Ce serait affreux de vivre, avec un homme qu’on déteste, et ni richesse ni position ne me profiterait. Ah ! Dieu ! sainte Vierge, protégez-moi !


6 mai. — Vous savez, une idée ? je voudrais follement revoir Pietro.

Ce soir, je donne une fête, comme on n’en a plus vu depuis des années à la rue de France. Vous savez qu’à Nice existe l’usage de tourner le Mai, c’est-à-dire, on suspend une couronne, une lanterne, et on danse, au-dessous, des rondes en chantant.
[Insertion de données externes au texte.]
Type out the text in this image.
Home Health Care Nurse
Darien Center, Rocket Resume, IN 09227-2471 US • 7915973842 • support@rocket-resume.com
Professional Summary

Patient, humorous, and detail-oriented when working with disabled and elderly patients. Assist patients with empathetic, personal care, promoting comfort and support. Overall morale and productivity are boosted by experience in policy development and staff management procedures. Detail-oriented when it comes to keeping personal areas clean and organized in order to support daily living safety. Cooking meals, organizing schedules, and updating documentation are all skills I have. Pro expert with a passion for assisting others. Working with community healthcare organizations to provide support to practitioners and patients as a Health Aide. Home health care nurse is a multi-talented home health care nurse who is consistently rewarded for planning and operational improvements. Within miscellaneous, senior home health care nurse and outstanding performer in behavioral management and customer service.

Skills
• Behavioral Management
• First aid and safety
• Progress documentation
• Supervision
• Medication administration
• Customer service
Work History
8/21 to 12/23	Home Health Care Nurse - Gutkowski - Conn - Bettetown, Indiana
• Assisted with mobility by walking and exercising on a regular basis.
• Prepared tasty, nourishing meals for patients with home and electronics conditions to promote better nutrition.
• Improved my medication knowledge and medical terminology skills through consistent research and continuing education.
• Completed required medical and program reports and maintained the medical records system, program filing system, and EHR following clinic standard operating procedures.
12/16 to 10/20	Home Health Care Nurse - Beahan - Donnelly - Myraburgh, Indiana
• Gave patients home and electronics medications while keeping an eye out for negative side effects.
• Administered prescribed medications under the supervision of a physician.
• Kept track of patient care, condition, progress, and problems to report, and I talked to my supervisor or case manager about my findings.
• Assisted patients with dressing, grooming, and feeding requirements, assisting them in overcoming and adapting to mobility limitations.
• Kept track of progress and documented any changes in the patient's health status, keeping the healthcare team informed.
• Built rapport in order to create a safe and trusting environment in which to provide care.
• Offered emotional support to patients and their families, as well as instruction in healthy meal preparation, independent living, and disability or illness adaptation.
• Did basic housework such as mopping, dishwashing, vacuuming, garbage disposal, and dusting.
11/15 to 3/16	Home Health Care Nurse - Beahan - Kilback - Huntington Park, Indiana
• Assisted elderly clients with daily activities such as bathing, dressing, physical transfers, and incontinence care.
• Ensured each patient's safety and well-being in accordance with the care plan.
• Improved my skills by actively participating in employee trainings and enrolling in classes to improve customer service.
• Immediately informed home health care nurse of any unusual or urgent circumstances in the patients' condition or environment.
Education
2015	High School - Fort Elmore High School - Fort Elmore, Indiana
Depuis que Nice est française, cet usage s’en va de plus en plus ; à peine si on voyait trois ou quatre lanternes dans toute la ville.

Eh bien, moi, je leur donne un rossigno ; je nomme cela ainsi parce que le Rossigno che vola, c’est la chanson la plus populaire et la plus jolie de Nice.

J’ai fait préparer d’avance et suspendre au milieu de la rue une grande machine de feuillages et de fleurs tout ornée de lanternes vénitiennes.

Sur le mur de notre jardin, Triphon (le domestique de grand-papa) a été chargé d’organiser un feu d’artifice et d’éclairer de temps en temps la scène par des feux de Bengale. Triphon ne se sent pas de joie. Toutes ces splendeurs sont accompagnées d’une harpe, d’une flûte et d’un violon, et arrosées de vin en abondance. Les bonnes femmes vinrent nous inviter sur leurs terrasses, car moi et Olga regardions seules perchées sur une échelle de bois.

On va sur la terrasse des voisins, et moi, Olga, Marie et Dina, nous nous mettons au milieu de la rue appelant les danseuses, et tâchons et réussissons à donner de l’entrain.